There are some smarts invested in these simplistic punk compositions, as the hooks and punches hit the vein like a junkie from West Hollywood. The rock ‘n roll elements on songs like “Time” don’t set these guys too far from a band like the Estranged. They blend a myriad of styles, ranging from surf rock to a more Love and Rockets post-new wave creep. You always have a sense of the band’s identity within these stylistic shifts, so it’s never a question of them not knowing who they are or musically not feeling comfortable in their own skin. It does raise the question of, is this a punk rock band that is growing colder and more new wave, or a cold wave band that began drinking and is losing the restraint to keep their inner rock gods at bay?
As the album progresses, it shifts into more of an 80’s pop feel, before taking sharp left into into straight-up rock. Heavily effected guitar keeps a melancholy ambiance to even the more Sunset Strip moments. A few listens proves that even in some of the more foot-on-the-monitor moments, the band still blends their influences to create something familiar, but not borrowed. At one point on the song “Whole,” they come really close to the melody from Modern English’s “I’d Stop the World to Melt With You”, but those pin the tail on the riff moments are more of a freak occurrence.
When the rock god temptations go up to 11, the band flirts with a Billy-Idol-meets-the-Cult take on writing almost strip club anthems. It’s an interesting inclusion of the 80’s sound that you never hear the flux of revivalists dipping their head stocks into. Before you throw the disco ball at their glass house, it’s still a few power chords short of the Velveeta from bands like Dead or Alive or Sigue Sigue Sputnik, both of which most goths have been guilty of “washing the windows” to at 80’s night.
Their bassist drops the four strings in favor of an organ on “Rtul.” The organ’s drone is hypnotically pounded into place.
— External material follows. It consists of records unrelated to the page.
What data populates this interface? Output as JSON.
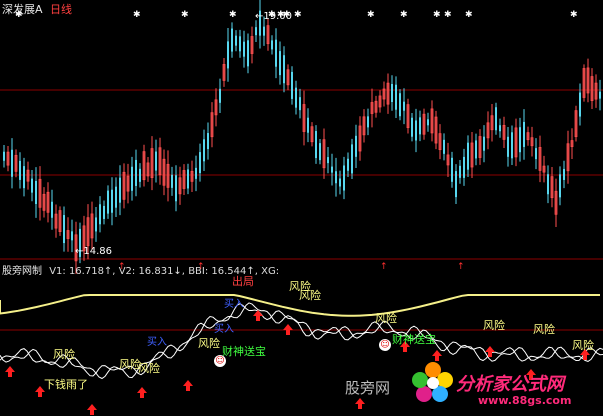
{
  "main_panel": {
    "title": "深发展A",
    "period": "日线",
    "high_marker": "19.00",
    "low_marker": "14.86",
    "colors": {
      "up": "#ff5050",
      "down": "#58d8f0",
      "bg": "#000000",
      "grid": "#8b0000"
    }
  },
  "indicator_panel": {
    "name": "股旁网制",
    "values": [
      {
        "key": "V1",
        "text": "V1: 16.718↑,",
        "color": "#dddddd"
      },
      {
        "key": "V2",
        "text": "V2: 16.831↓,",
        "color": "#dddddd"
      },
      {
        "key": "BBI",
        "text": "BBI: 16.544↑,",
        "color": "#dddddd"
      },
      {
        "key": "XG",
        "text": "XG:",
        "color": "#dddddd"
      }
    ],
    "signal_label": "出局",
    "annotations": [
      {
        "id": "risk-1",
        "text": "风险",
        "color": "#ffff88"
      },
      {
        "id": "risk-2",
        "text": "风险",
        "color": "#ffff88"
      },
      {
        "id": "risk-3",
        "text": "风险",
        "color": "#ffff88"
      },
      {
        "id": "risk-4",
        "text": "风险",
        "color": "#ffff88"
      },
      {
        "id": "risk-5",
        "text": "风险",
        "color": "#ffff88"
      },
      {
        "id": "risk-6",
        "text": "风险",
        "color": "#ffff88"
      },
      {
        "id": "risk-7",
        "text": "风险",
        "color": "#ffff88"
      },
      {
        "id": "risk-8",
        "text": "风险",
        "color": "#ffff88"
      },
      {
        "id": "risk-9",
        "text": "风险",
        "color": "#ffff88"
      },
      {
        "id": "risk-10",
        "text": "风险",
        "color": "#ffff88"
      },
      {
        "id": "money-down",
        "text": "下钱雨了",
        "color": "#ffff88"
      },
      {
        "id": "gift-1",
        "text": "财神送宝",
        "color": "#40ff40"
      },
      {
        "id": "gift-2",
        "text": "财神送宝",
        "color": "#40ff40"
      },
      {
        "id": "buy-1",
        "text": "买入",
        "color": "#4060ff"
      },
      {
        "id": "buy-2",
        "text": "买入",
        "color": "#4060ff"
      },
      {
        "id": "buy-3",
        "text": "买入",
        "color": "#4060ff"
      }
    ]
  },
  "watermark": {
    "site_name": "股旁网",
    "brand": "分析家公式网",
    "url": "www.88gs.com"
  }
}
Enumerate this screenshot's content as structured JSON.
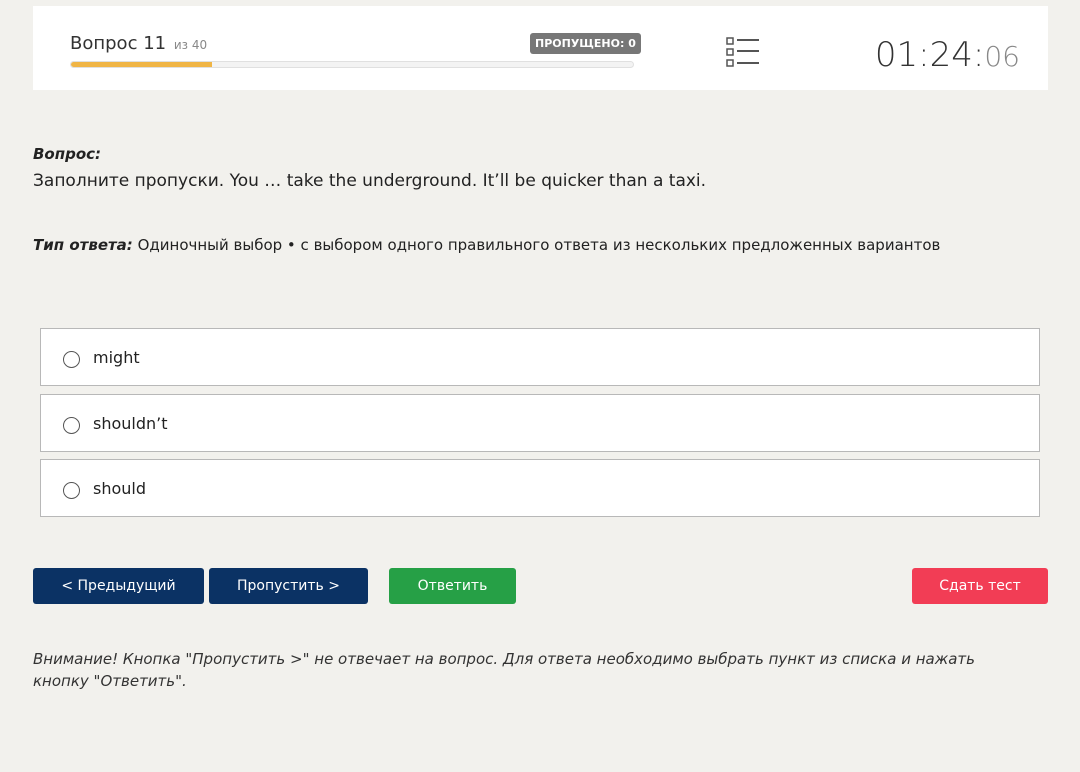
{
  "header": {
    "question_word": "Вопрос",
    "question_number": "11",
    "question_of": "из 40",
    "progress_fraction": 0.25,
    "skipped_label": "ПРОПУЩЕНО: 0",
    "list_icon": "question-list-icon",
    "timer_main": "01:24:",
    "timer_seconds": "06"
  },
  "question": {
    "label": "Вопрос:",
    "text": "Заполните пропуски. You … take the underground. It’ll be quicker than a taxi.",
    "answer_type_label": "Тип ответа:",
    "answer_type_value": "Одиночный выбор • с выбором одного правильного ответа из нескольких предложенных вариантов"
  },
  "options": [
    {
      "text": "might",
      "selected": false
    },
    {
      "text": "shouldn’t",
      "selected": false
    },
    {
      "text": "should",
      "selected": false
    }
  ],
  "buttons": {
    "prev": "< Предыдущий",
    "skip": "Пропустить >",
    "answer": "Ответить",
    "submit": "Сдать тест"
  },
  "notice": "Внимание! Кнопка \"Пропустить >\" не отвечает на вопрос. Для ответа необходимо выбрать пункт из списка и нажать кнопку \"Ответить\".",
  "colors": {
    "background": "#f2f1ed",
    "progress": "#f0b545",
    "primary_button": "#0b3264",
    "answer_button": "#26a046",
    "submit_button": "#f23d55",
    "badge": "#777777"
  }
}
They do hit a brief moment of Ian Curtis worship on “In the City” that comes across like a more punk rock version of Jane’s Addiction’s “Mountain Song”. But even here, it’s balanced out with a few Stooges-like screams thrown in for good measure. If you are looking for a good, fun album for those quick trips to the liquor store, then this is worth your time for sure, even with it’s tendencies to head to the dance floor.